Explain to employees that sanitation protocol must be taken seriously. Further, make sure you are leading by example. Employees will take note of your rigorous efforts and will be more likely to mimic them.
View Training as a Way to Cut Unnecessary Costs & Increase Sales
Restaurant employee training creates a domino effect that can make or break your business — especially at a time when restaurants are subject to unprecedented standards and unfamiliar operational requirements. In a world marred by pandemic, employees who lack proper training threaten not only to harm your restaurant’s reputation but to jeopardize the health of guests and fellow employees.
Training your employees properly can:
- Improve order accuracy and reduce refunds. Make sure your staff understand your refund and cancellation policy. Dash makes it easy to keep third-party orders organized to avoid missing orders and making mistakes.

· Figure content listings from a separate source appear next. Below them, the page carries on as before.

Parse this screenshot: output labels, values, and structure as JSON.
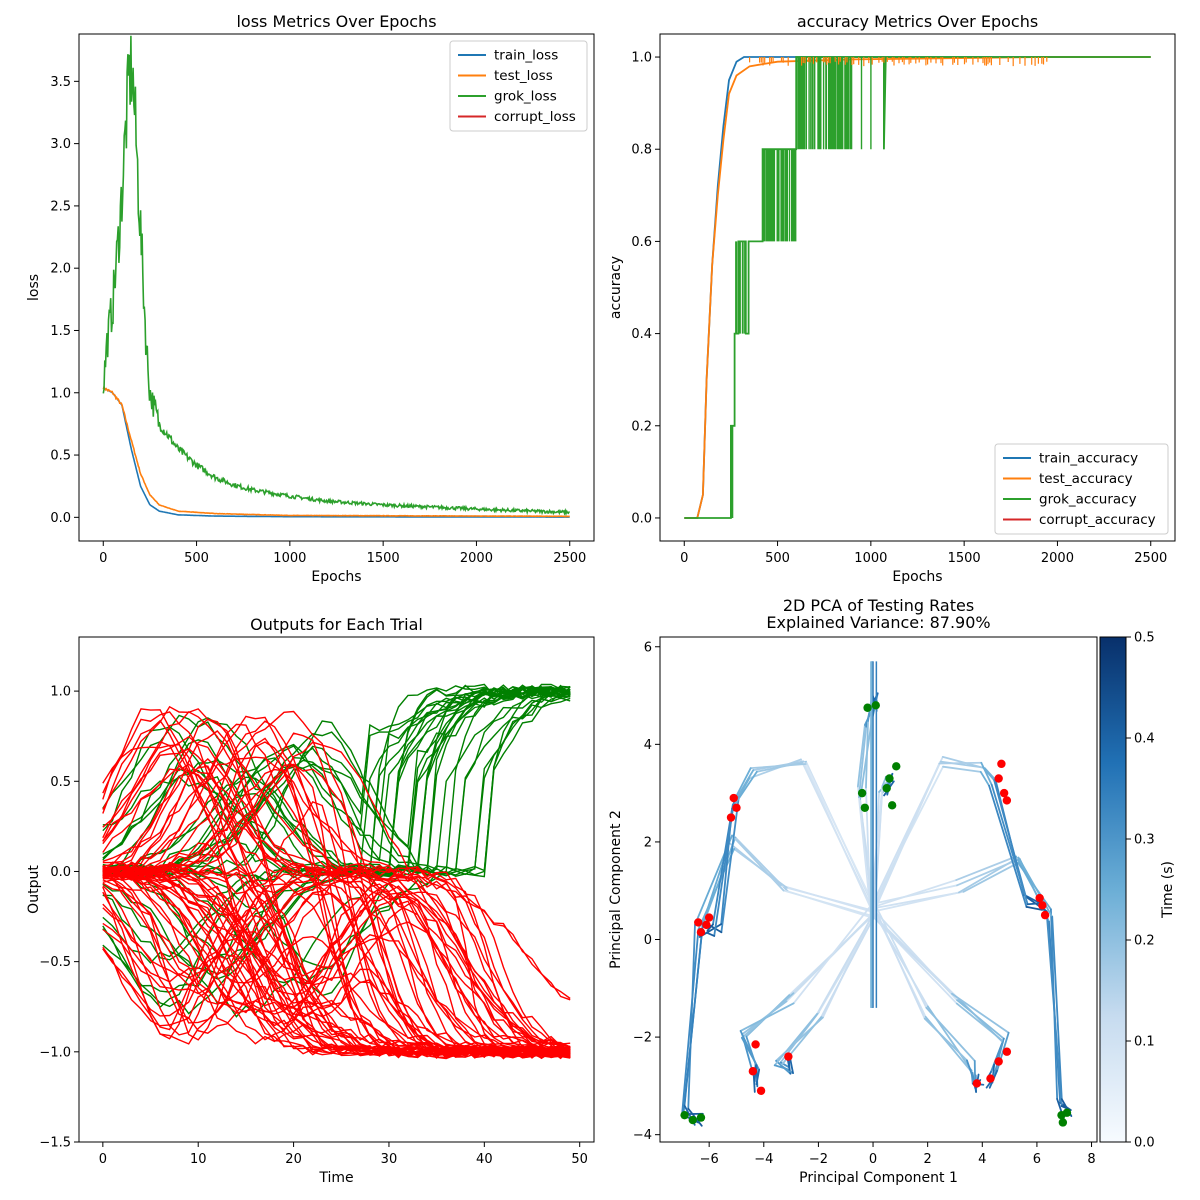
{
  "chart_data": [
    {
      "type": "line",
      "title": "loss Metrics Over Epochs",
      "xlabel": "Epochs",
      "ylabel": "loss",
      "xlim": [
        -130,
        2630
      ],
      "ylim": [
        -0.19,
        3.88
      ],
      "xticks": [
        0,
        500,
        1000,
        1500,
        2000,
        2500
      ],
      "xtick_labels": [
        "0",
        "500",
        "1000",
        "1500",
        "2000",
        "2500"
      ],
      "yticks": [
        0,
        0.5,
        1,
        1.5,
        2,
        2.5,
        3,
        3.5
      ],
      "ytick_labels": [
        "0.0",
        "0.5",
        "1.0",
        "1.5",
        "2.0",
        "2.5",
        "3.0",
        "3.5"
      ],
      "legend_position": "top-right",
      "series": [
        {
          "name": "train_loss",
          "color": "#1f77b4",
          "noise": 0,
          "points": [
            [
              0,
              1.04
            ],
            [
              50,
              1.0
            ],
            [
              100,
              0.9
            ],
            [
              150,
              0.55
            ],
            [
              200,
              0.25
            ],
            [
              250,
              0.1
            ],
            [
              300,
              0.05
            ],
            [
              400,
              0.02
            ],
            [
              600,
              0.01
            ],
            [
              1000,
              0.005
            ],
            [
              2500,
              0.002
            ]
          ]
        },
        {
          "name": "test_loss",
          "color": "#ff7f0e",
          "noise": 0.005,
          "points": [
            [
              0,
              1.04
            ],
            [
              50,
              1.0
            ],
            [
              100,
              0.9
            ],
            [
              150,
              0.62
            ],
            [
              200,
              0.35
            ],
            [
              250,
              0.18
            ],
            [
              300,
              0.1
            ],
            [
              400,
              0.05
            ],
            [
              600,
              0.03
            ],
            [
              1000,
              0.015
            ],
            [
              2500,
              0.008
            ]
          ]
        },
        {
          "name": "grok_loss",
          "color": "#2ca02c",
          "noise": 0.05,
          "points": [
            [
              0,
              1.05
            ],
            [
              20,
              1.4
            ],
            [
              50,
              1.7
            ],
            [
              80,
              2.2
            ],
            [
              100,
              2.6
            ],
            [
              120,
              3.1
            ],
            [
              140,
              3.55
            ],
            [
              155,
              3.6
            ],
            [
              170,
              3.2
            ],
            [
              190,
              2.6
            ],
            [
              210,
              2.0
            ],
            [
              230,
              1.4
            ],
            [
              250,
              1.0
            ],
            [
              300,
              0.75
            ],
            [
              400,
              0.55
            ],
            [
              500,
              0.42
            ],
            [
              600,
              0.32
            ],
            [
              700,
              0.26
            ],
            [
              800,
              0.22
            ],
            [
              1000,
              0.17
            ],
            [
              1200,
              0.13
            ],
            [
              1500,
              0.1
            ],
            [
              1800,
              0.08
            ],
            [
              2100,
              0.06
            ],
            [
              2500,
              0.04
            ]
          ]
        },
        {
          "name": "corrupt_loss",
          "color": "#d62728",
          "noise": 0,
          "points": []
        }
      ]
    },
    {
      "type": "line",
      "title": "accuracy Metrics Over Epochs",
      "xlabel": "Epochs",
      "ylabel": "accuracy",
      "xlim": [
        -130,
        2630
      ],
      "ylim": [
        -0.05,
        1.05
      ],
      "xticks": [
        0,
        500,
        1000,
        1500,
        2000,
        2500
      ],
      "xtick_labels": [
        "0",
        "500",
        "1000",
        "1500",
        "2000",
        "2500"
      ],
      "yticks": [
        0,
        0.2,
        0.4,
        0.6,
        0.8,
        1.0
      ],
      "ytick_labels": [
        "0.0",
        "0.2",
        "0.4",
        "0.6",
        "0.8",
        "1.0"
      ],
      "legend_position": "bottom-right",
      "series": [
        {
          "name": "train_accuracy",
          "color": "#1f77b4",
          "points": [
            [
              0,
              0
            ],
            [
              70,
              0
            ],
            [
              100,
              0.05
            ],
            [
              120,
              0.3
            ],
            [
              150,
              0.55
            ],
            [
              180,
              0.72
            ],
            [
              210,
              0.85
            ],
            [
              240,
              0.95
            ],
            [
              280,
              0.99
            ],
            [
              320,
              1.0
            ],
            [
              2500,
              1.0
            ]
          ]
        },
        {
          "name": "test_accuracy",
          "color": "#ff7f0e",
          "points": [
            [
              0,
              0
            ],
            [
              70,
              0
            ],
            [
              100,
              0.05
            ],
            [
              120,
              0.3
            ],
            [
              150,
              0.55
            ],
            [
              180,
              0.7
            ],
            [
              210,
              0.82
            ],
            [
              240,
              0.92
            ],
            [
              280,
              0.96
            ],
            [
              350,
              0.98
            ],
            [
              500,
              0.99
            ],
            [
              900,
              0.995
            ],
            [
              1950,
              1.0
            ],
            [
              2500,
              1.0
            ]
          ]
        },
        {
          "name": "grok_accuracy",
          "color": "#2ca02c",
          "points": [
            [
              0,
              0
            ],
            [
              250,
              0
            ],
            [
              250,
              0.2
            ],
            [
              270,
              0.2
            ],
            [
              270,
              0.4
            ],
            [
              290,
              0.4
            ],
            [
              290,
              0.6
            ],
            [
              330,
              0.6
            ],
            [
              330,
              0.4
            ],
            [
              345,
              0.4
            ],
            [
              345,
              0.6
            ],
            [
              420,
              0.6
            ],
            [
              420,
              0.8
            ],
            [
              600,
              0.8
            ],
            [
              600,
              1.0
            ],
            [
              1070,
              1.0
            ],
            [
              1070,
              0.8
            ],
            [
              1080,
              1.0
            ],
            [
              2500,
              1.0
            ]
          ]
        },
        {
          "name": "corrupt_accuracy",
          "color": "#d62728",
          "points": []
        }
      ]
    },
    {
      "type": "line",
      "title": "Outputs for Each Trial",
      "xlabel": "Time",
      "ylabel": "Output",
      "xlim": [
        -2.5,
        51.5
      ],
      "ylim": [
        -1.5,
        1.3
      ],
      "xticks": [
        0,
        10,
        20,
        30,
        40,
        50
      ],
      "xtick_labels": [
        "0",
        "10",
        "20",
        "30",
        "40",
        "50"
      ],
      "yticks": [
        -1.5,
        -1.0,
        -0.5,
        0,
        0.5,
        1.0
      ],
      "ytick_labels": [
        "−1.5",
        "−1.0",
        "−0.5",
        "0.0",
        "0.5",
        "1.0"
      ],
      "groups": [
        {
          "color": "#008000",
          "final": 1.0,
          "count": 30
        },
        {
          "color": "#ff0000",
          "final": -1.0,
          "count": 70
        }
      ],
      "x_range": [
        0,
        49
      ]
    },
    {
      "type": "line",
      "title": "2D PCA of Testing Rates",
      "subtitle": "Explained Variance: 87.90%",
      "xlabel": "Principal Component 1",
      "ylabel": "Principal Component 2",
      "xlim": [
        -7.8,
        8.2
      ],
      "ylim": [
        -4.15,
        6.2
      ],
      "xticks": [
        -6,
        -4,
        -2,
        0,
        2,
        4,
        6,
        8
      ],
      "xtick_labels": [
        "−6",
        "−4",
        "−2",
        "0",
        "2",
        "4",
        "6",
        "8"
      ],
      "yticks": [
        -4,
        -2,
        0,
        2,
        4,
        6
      ],
      "ytick_labels": [
        "−4",
        "−2",
        "0",
        "2",
        "4",
        "6"
      ],
      "colorbar": {
        "label": "Time (s)",
        "range": [
          0,
          0.5
        ],
        "ticks": [
          0,
          0.1,
          0.2,
          0.3,
          0.4,
          0.5
        ],
        "tick_labels": [
          "0.0",
          "0.1",
          "0.2",
          "0.3",
          "0.4",
          "0.5"
        ],
        "colormap": [
          "#f7fbff",
          "#c6dbef",
          "#6baed6",
          "#2171b5",
          "#08306b"
        ]
      },
      "origin": [
        0.0,
        0.6
      ],
      "cycles": [
        {
          "path": [
            [
              -3.2,
              1.1
            ],
            [
              -5.2,
              2.0
            ],
            [
              -6.4,
              0.2
            ],
            [
              -6.9,
              -3.5
            ],
            [
              -6.4,
              -3.7
            ]
          ],
          "end_color": "#008000"
        },
        {
          "path": [
            [
              3.2,
              1.1
            ],
            [
              5.2,
              1.6
            ],
            [
              6.5,
              0.5
            ],
            [
              6.9,
              -3.3
            ],
            [
              7.1,
              -3.6
            ]
          ],
          "end_color": "#008000"
        },
        {
          "path": [
            [
              -2.6,
              3.6
            ],
            [
              -4.4,
              3.4
            ],
            [
              -5.0,
              2.8
            ],
            [
              -5.7,
              0.2
            ],
            [
              -6.2,
              0.2
            ]
          ],
          "end_color": "#ff0000"
        },
        {
          "path": [
            [
              2.6,
              3.6
            ],
            [
              4.0,
              3.5
            ],
            [
              4.4,
              3.2
            ],
            [
              5.6,
              0.8
            ],
            [
              6.2,
              0.6
            ]
          ],
          "end_color": "#ff0000"
        },
        {
          "path": [
            [
              -3.0,
              -1.2
            ],
            [
              -4.8,
              -2.0
            ],
            [
              -4.3,
              -2.7
            ],
            [
              -4.2,
              -3.0
            ]
          ],
          "end_color": "#ff0000"
        },
        {
          "path": [
            [
              3.0,
              -1.2
            ],
            [
              4.8,
              -2.0
            ],
            [
              4.4,
              -2.7
            ],
            [
              4.3,
              -2.9
            ]
          ],
          "end_color": "#ff0000"
        },
        {
          "path": [
            [
              -0.4,
              3.0
            ],
            [
              -0.2,
              4.5
            ],
            [
              0.0,
              5.0
            ],
            [
              0.1,
              4.8
            ]
          ],
          "end_color": "#008000"
        },
        {
          "path": [
            [
              0.3,
              3.0
            ],
            [
              0.5,
              3.2
            ],
            [
              0.6,
              3.3
            ],
            [
              0.5,
              3.1
            ]
          ],
          "end_color": "#008000"
        },
        {
          "path": [
            [
              -2.0,
              -1.5
            ],
            [
              -3.5,
              -2.6
            ],
            [
              -3.0,
              -2.6
            ],
            [
              -3.2,
              -2.45
            ]
          ],
          "end_color": "#ff0000"
        },
        {
          "path": [
            [
              2.0,
              -1.5
            ],
            [
              3.6,
              -2.6
            ],
            [
              3.8,
              -3.0
            ],
            [
              3.9,
              -2.9
            ]
          ],
          "end_color": "#ff0000"
        }
      ],
      "end_markers": [
        {
          "x": -6.1,
          "y": 0.3,
          "color": "#ff0000"
        },
        {
          "x": -6.3,
          "y": 0.15,
          "color": "#ff0000"
        },
        {
          "x": -6.0,
          "y": 0.45,
          "color": "#ff0000"
        },
        {
          "x": -6.4,
          "y": 0.35,
          "color": "#ff0000"
        },
        {
          "x": -5.0,
          "y": 2.7,
          "color": "#ff0000"
        },
        {
          "x": -5.1,
          "y": 2.9,
          "color": "#ff0000"
        },
        {
          "x": -5.2,
          "y": 2.5,
          "color": "#ff0000"
        },
        {
          "x": 4.6,
          "y": 3.3,
          "color": "#ff0000"
        },
        {
          "x": 4.8,
          "y": 3.0,
          "color": "#ff0000"
        },
        {
          "x": 4.9,
          "y": 2.85,
          "color": "#ff0000"
        },
        {
          "x": 4.7,
          "y": 3.6,
          "color": "#ff0000"
        },
        {
          "x": 6.2,
          "y": 0.7,
          "color": "#ff0000"
        },
        {
          "x": 6.3,
          "y": 0.5,
          "color": "#ff0000"
        },
        {
          "x": 6.1,
          "y": 0.85,
          "color": "#ff0000"
        },
        {
          "x": -4.3,
          "y": -2.15,
          "color": "#ff0000"
        },
        {
          "x": -4.4,
          "y": -2.7,
          "color": "#ff0000"
        },
        {
          "x": -4.1,
          "y": -3.1,
          "color": "#ff0000"
        },
        {
          "x": -3.1,
          "y": -2.4,
          "color": "#ff0000"
        },
        {
          "x": 3.8,
          "y": -2.95,
          "color": "#ff0000"
        },
        {
          "x": 4.3,
          "y": -2.85,
          "color": "#ff0000"
        },
        {
          "x": 4.6,
          "y": -2.5,
          "color": "#ff0000"
        },
        {
          "x": 4.9,
          "y": -2.3,
          "color": "#ff0000"
        },
        {
          "x": -6.9,
          "y": -3.6,
          "color": "#008000"
        },
        {
          "x": -6.6,
          "y": -3.7,
          "color": "#008000"
        },
        {
          "x": -6.3,
          "y": -3.65,
          "color": "#008000"
        },
        {
          "x": 6.9,
          "y": -3.6,
          "color": "#008000"
        },
        {
          "x": 7.1,
          "y": -3.55,
          "color": "#008000"
        },
        {
          "x": 6.95,
          "y": -3.75,
          "color": "#008000"
        },
        {
          "x": -0.2,
          "y": 4.75,
          "color": "#008000"
        },
        {
          "x": 0.1,
          "y": 4.8,
          "color": "#008000"
        },
        {
          "x": -0.4,
          "y": 3.0,
          "color": "#008000"
        },
        {
          "x": -0.3,
          "y": 2.7,
          "color": "#008000"
        },
        {
          "x": 0.5,
          "y": 3.1,
          "color": "#008000"
        },
        {
          "x": 0.6,
          "y": 3.3,
          "color": "#008000"
        },
        {
          "x": 0.7,
          "y": 2.75,
          "color": "#008000"
        },
        {
          "x": 0.85,
          "y": 3.55,
          "color": "#008000"
        }
      ]
    }
  ]
}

- Ensure a positive customer experience. Thanks to social media and news coverage, customers are acutely aware of COVID-19’s impact on the restaurant industry. Guests will appreciate your well-trained employees’ ability to maintain a safe environment while providing excellent service under such challenging circumstances.
- Increase sales. Train your employees on upselling and cross-selling techniques to boost sales. Set them up for success by re-engineering your menu to include suggested pairings for dishes, sides, and alcohol. Restaurant owners have also found success selling groceries to customers who are fed up with the grocery store shopping experience. Los Sombreros in Scottsdale and Phoenix Arizona is just one of many restaurants that has taken advantage of this opportunity to boost sales. If you offer groceries, teach employees how to effectively promote them.
Train Employees to Ensure Your Take-Out Operations Run Smoothly
Even as restaurants around the country reopen their doors for dine-in service, many Americans are still hesitant to reintegrate themselves into the restaurant dining experience. As such, take-out and delivery service will likely remain crucial to your business indefinitely.
Set your restaurant apart from the competition by turning your take-out service into a well-oiled machine. Seamless operations will ensure a positive guest experience and encourage repeat customers.
Take-out and delivery involve many moving parts and potential points of failure. Consider delegating a manager to oversee this specific arm of your operations.
Recognize the Importance of Ongoing Behavioral Changes
Safe service training for both FOH and HOH staff involves behavior change that will develop and improve over time. Training will become an ongoing process, so be patient with your staff.
Remain sympathetic to the challenges they are now facing both at work and in their personal lives due to COVID-19. Present yourself as a supportive resource for employees and communicate to them that you are available to talk when they need you. Change can be difficult, but employees will be open to it if you are encouraging and patient.
Focus on Feedback & Positive Reinforcement
In these unprecedented times, listening to your customers can earn you their trust and repeat business. Many customers are understandably concerned about their health and safety when dining out or ordering to-go, so it is more important than ever to give them a positive experience.
Customer feedback is a valuable asset to your employee training program. Take the time to review feedback — both positive and negative — and incorporate it into training sessions. This can quell recurring problems and highlight positive behaviors that your employees should maintain.
Whether you are bringing back furloughed staff, hiring brand-new employees as your operations ramp up, or working with employees who stuck with you through the initial throes of COVID-19, thoughtful and ongoing training will remain vital to your restaurant’s success.